Cucinare e scrivere sono le attività che hanno segnato la mia vita, ma non necessariamente in quest’ordine, anche se – anagraficamente parlando – potrei persino ipotizzare siano nate insieme.
Scrivere e cucinare mi rendono irragionevolmente felice
Saper comporre un piatto – scegliendo la stoviglia più bella, quella più adatta all’occasione e quella perfetta per valorizzare un cibo – qualche volta mi ha portato su un set pubblicitario. Sono sempre state giornate d’amore puro per il mio lavoro e la conferma che, quando fai qualcosa con gioia, le tue capacità hanno il potere di svilupparsi ed esprimersi persino oltre le tue aspettative.
Una professione riconosciuta?
Saper cucinare e saperne scrivere sono diventate, sotto varie forme, una professione riconosciuta. Molti anni fa, una lettrice mi scrisse su Grazia – dove allora tenevo una rubrica – per sapere cos’avrebbe dovuto fare per diventare una giornalista enogastronomica (i food writer erano ancora sporadiche apparizioni oltreoceano e i food blogger erano lontani dall’esistere).

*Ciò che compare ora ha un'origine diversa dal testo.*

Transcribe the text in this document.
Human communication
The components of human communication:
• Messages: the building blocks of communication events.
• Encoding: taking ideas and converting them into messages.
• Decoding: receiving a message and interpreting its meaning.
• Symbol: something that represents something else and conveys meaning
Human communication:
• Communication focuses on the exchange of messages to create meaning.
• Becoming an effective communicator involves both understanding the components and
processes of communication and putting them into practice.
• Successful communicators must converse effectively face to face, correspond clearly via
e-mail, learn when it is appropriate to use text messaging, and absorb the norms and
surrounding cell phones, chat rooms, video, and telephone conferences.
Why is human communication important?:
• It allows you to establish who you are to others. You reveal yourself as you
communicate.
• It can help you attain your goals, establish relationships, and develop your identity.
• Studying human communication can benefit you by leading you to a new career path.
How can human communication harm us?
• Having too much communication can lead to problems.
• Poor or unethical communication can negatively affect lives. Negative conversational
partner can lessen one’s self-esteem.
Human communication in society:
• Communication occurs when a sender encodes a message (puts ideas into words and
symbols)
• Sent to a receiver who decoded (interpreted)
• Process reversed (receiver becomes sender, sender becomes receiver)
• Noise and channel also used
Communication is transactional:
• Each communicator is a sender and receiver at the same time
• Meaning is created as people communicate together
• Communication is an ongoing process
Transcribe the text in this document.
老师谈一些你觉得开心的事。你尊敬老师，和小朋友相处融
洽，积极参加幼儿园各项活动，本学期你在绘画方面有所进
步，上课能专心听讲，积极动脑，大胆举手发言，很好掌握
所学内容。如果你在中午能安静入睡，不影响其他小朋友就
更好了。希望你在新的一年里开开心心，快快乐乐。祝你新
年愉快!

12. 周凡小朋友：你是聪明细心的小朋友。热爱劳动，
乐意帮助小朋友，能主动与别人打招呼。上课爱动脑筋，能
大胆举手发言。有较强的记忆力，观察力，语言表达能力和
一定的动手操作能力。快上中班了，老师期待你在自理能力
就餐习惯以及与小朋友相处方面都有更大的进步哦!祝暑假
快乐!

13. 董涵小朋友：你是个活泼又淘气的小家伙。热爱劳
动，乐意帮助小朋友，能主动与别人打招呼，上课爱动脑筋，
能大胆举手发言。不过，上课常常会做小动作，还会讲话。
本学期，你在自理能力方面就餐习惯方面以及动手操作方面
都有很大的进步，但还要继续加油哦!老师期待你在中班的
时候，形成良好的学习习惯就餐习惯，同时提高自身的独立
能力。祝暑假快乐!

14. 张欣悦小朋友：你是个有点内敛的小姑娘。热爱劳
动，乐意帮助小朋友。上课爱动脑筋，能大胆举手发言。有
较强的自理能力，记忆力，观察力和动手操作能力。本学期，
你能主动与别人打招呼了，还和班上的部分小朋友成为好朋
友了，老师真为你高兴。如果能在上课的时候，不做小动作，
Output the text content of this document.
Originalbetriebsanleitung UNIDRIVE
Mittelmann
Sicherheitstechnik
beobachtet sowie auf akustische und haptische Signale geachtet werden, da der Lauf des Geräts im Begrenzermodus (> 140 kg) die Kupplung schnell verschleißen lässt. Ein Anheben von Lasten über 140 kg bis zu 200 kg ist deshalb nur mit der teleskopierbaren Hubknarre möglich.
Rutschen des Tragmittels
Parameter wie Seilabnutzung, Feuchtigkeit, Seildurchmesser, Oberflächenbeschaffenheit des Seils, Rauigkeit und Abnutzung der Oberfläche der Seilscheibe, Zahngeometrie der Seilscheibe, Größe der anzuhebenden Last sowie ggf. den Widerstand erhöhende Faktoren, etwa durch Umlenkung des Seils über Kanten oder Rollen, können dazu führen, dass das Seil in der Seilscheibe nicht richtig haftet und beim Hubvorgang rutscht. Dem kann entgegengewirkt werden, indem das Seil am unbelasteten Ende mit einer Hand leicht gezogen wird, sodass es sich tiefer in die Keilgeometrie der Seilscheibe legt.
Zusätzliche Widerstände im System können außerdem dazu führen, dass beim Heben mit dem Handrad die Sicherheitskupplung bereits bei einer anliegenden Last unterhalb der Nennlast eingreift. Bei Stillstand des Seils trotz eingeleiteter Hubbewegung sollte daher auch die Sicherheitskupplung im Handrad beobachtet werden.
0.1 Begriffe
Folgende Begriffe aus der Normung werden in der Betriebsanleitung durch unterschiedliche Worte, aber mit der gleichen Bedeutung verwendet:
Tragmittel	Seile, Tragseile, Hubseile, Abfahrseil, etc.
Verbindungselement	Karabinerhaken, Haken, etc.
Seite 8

Distinsi chiaramente le competenze richieste: sapere tutto del cibo e acquisire mestiere nel piegare le parole alle proprie necessità. Poi c’è l’attitudine pratica: questa farà la differenza. In base al fatto che tu sia un cuoco o un assaggiatore, la tua scrittura si orienterà in un settore o in un altro. Io, ad esempio, ho scoperto che avere competenze tecniche in cucina creava un paradosso nel momento in cui dovevo dare un giudizio: mi hanno spesso accusata di essere troppo comprensiva o assolutamente spietata, in maniera apparentemente inspiegabile. In psicologia, la mia posizione a cavallo tra una cuoca professionista e una scrittrice mi porterebbe a un bias cognitivo.
Un viaggio creativo
Con riconoscenza, però, posso dire che sia scrivere sia cucinare mi hanno dato la possibilità di compiere un viaggio creativo senza eguali e di godermi il panorama lungo il percorso, senza dare troppa importanza alla tappa successiva. L’unico neo, se vogliamo trovarne uno, è che quando il tuo mestiere prevedere un certo eclettismo, le persone non sanno bene come definirti. Viviamo in un mondo lavorativo in cui sono presenti due spinte contrapposte: la richiesta di specializzazione estrema (spesso al costo di una estrema povertà culturale) e la sete di trovare persone che abbiano un pensiero abbastanza elastico e le competenze per affrontare le nuove sfide.
Cosa ci fai qui?
Sei un turista o un viaggiatore? Sei qui per le ricette e i piatti fotografati? Possiamo tranquillamente parlarne ma sarà sicuramente un discorso lungo – fatto di eccezioni, deviazioni, pedanterie, modifiche a piacere e quanto basta – per scoprire, infine, che la ricetta è poca cosa rispetto al piacere di ascoltare, alla sete di imparare, alla smania di viaggiare con la fantasia.